Fun MySQL fact of the day: change buffering

Yesterday, we considered the consequences of random-order inserts on a PRIMARY index. Unfortunately, this same problem exists in secondary indices, and usually to an even greater effect since the data are rarely ordered at insertion time.

For example, let's assume a secondary index of (user_id,thing_id,created,id). In this index, all "things" for a specific "user" are logically ordered in order of a user_id, then by a user's thing_id, then the date it was created, and then, as you recall, a secondary index always ends with the primary key linking back to the associated record in the PRIMARY index. In a busy system, unless we're bulk-loading data, the likelihood of inserts being ordered by user_id is slim at best if not completely coincidental.

For the sake of argument, let's say this index record consists of 4 8byte fields for a total of 32bytes. Ignoring some details, this would allow us to store something like 512 records per page. Now, if each user_id had 10,000 thing_ids, the index records would be spread across no less than 20 pages in 1 single extent, which can be read all in 1 read operation. However, due to unordered inserts causing page splitting, it's more likely to be 40 half-filled pages across 40 extents, needing in the order of 40 reads. Not only is that 40x more reads, that's probably an average case, not even a worst case (you'd have to measure to be sure).

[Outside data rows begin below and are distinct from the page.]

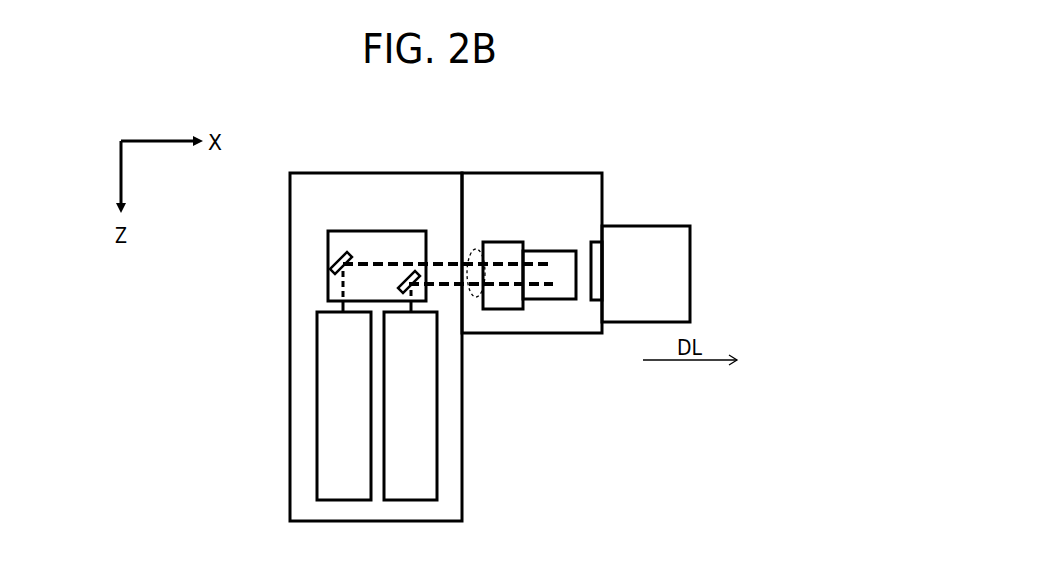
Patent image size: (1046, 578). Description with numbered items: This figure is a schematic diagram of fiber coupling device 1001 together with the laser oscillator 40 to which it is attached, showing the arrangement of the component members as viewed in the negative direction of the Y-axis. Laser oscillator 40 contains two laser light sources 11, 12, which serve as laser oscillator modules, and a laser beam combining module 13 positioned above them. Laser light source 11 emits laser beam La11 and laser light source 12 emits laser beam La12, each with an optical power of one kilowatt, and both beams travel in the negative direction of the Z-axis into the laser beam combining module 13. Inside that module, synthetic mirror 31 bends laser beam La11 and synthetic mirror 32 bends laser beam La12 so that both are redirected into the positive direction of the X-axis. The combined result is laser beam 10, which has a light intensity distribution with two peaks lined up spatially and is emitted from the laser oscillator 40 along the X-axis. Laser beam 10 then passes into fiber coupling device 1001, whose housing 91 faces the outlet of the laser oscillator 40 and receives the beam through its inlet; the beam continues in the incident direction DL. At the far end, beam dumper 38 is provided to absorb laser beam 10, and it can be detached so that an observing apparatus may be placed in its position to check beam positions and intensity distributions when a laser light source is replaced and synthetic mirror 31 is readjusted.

The laser oscillator 40 is at (305, 505).
The laser beam combining module 13 is at (330, 232).
The laser light source 12 is at (340, 472).
The laser light source 11 is at (421, 472).
The synthetic mirror 31 is at (408, 276).
The synthetic mirror 32 is at (332, 271).
The laser beam La11 is at (405, 293).
The laser beam La12 is at (340, 288).
The combined laser beam 10 is at (471, 296).
The housing 91 is at (577, 333).
The beam dumper 38 is at (677, 282).
The fiber coupling device 1001 is at (635, 251).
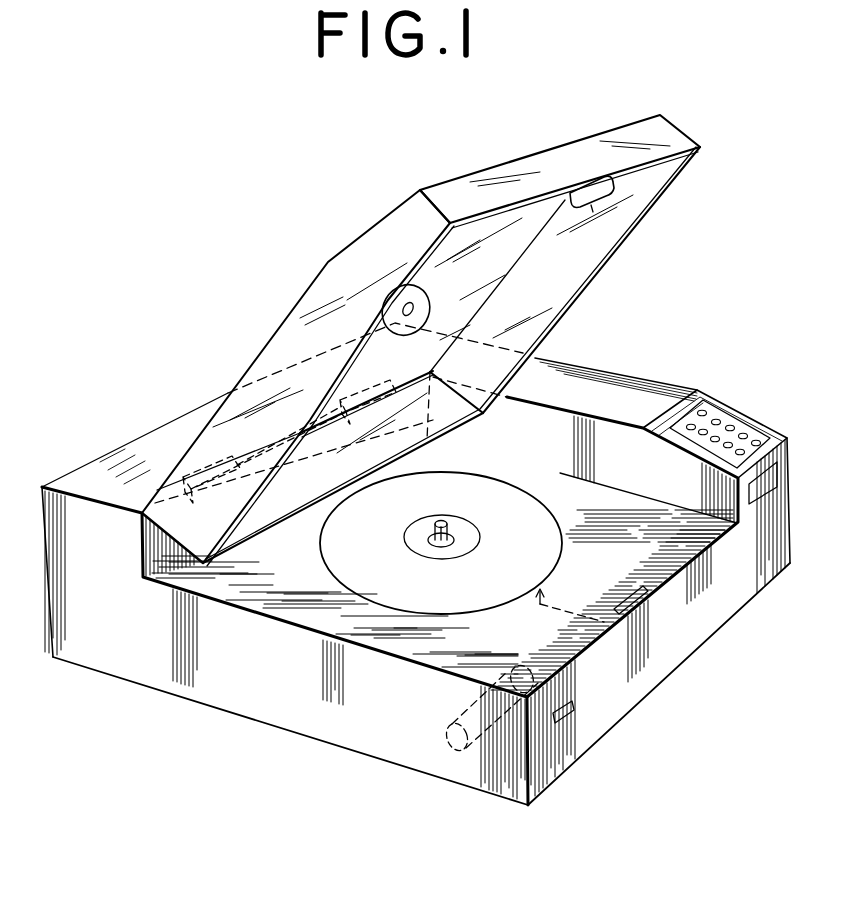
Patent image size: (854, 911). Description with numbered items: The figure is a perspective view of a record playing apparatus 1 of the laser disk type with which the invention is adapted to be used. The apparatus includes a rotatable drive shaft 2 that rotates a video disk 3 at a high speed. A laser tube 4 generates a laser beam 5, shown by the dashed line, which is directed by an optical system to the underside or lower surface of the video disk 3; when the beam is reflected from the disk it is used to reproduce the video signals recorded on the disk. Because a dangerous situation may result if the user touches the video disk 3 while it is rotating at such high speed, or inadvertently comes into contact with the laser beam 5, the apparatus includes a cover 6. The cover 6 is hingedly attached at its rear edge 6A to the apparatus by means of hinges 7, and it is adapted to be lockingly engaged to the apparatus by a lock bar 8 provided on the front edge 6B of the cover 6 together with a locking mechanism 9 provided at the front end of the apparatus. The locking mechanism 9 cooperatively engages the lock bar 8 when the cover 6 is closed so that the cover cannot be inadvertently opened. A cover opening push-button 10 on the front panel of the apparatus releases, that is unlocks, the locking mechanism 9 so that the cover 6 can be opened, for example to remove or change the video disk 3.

Thankfully, InnoDB has got your back in a feature called the "change buffer", which, for non-unique secondary indices, "buffers" inserts, updates, and deletes until they are read on demand, at which point the buffered page(s) are merged into the pages as they're read from disk. This means a few things, but at the top of the list is that reading (including both DML and queries) from a non-unique secondary index on your master database is a sure-fire way to defeat most of the gains you get from change buffering. This would lead to more page fragmentation, which would lead to more IO, which eventually leads to lower performance.

So, keep your reads on your replicas and only ever use your master for operations that use either the PRIMARY index or unique secondary indices.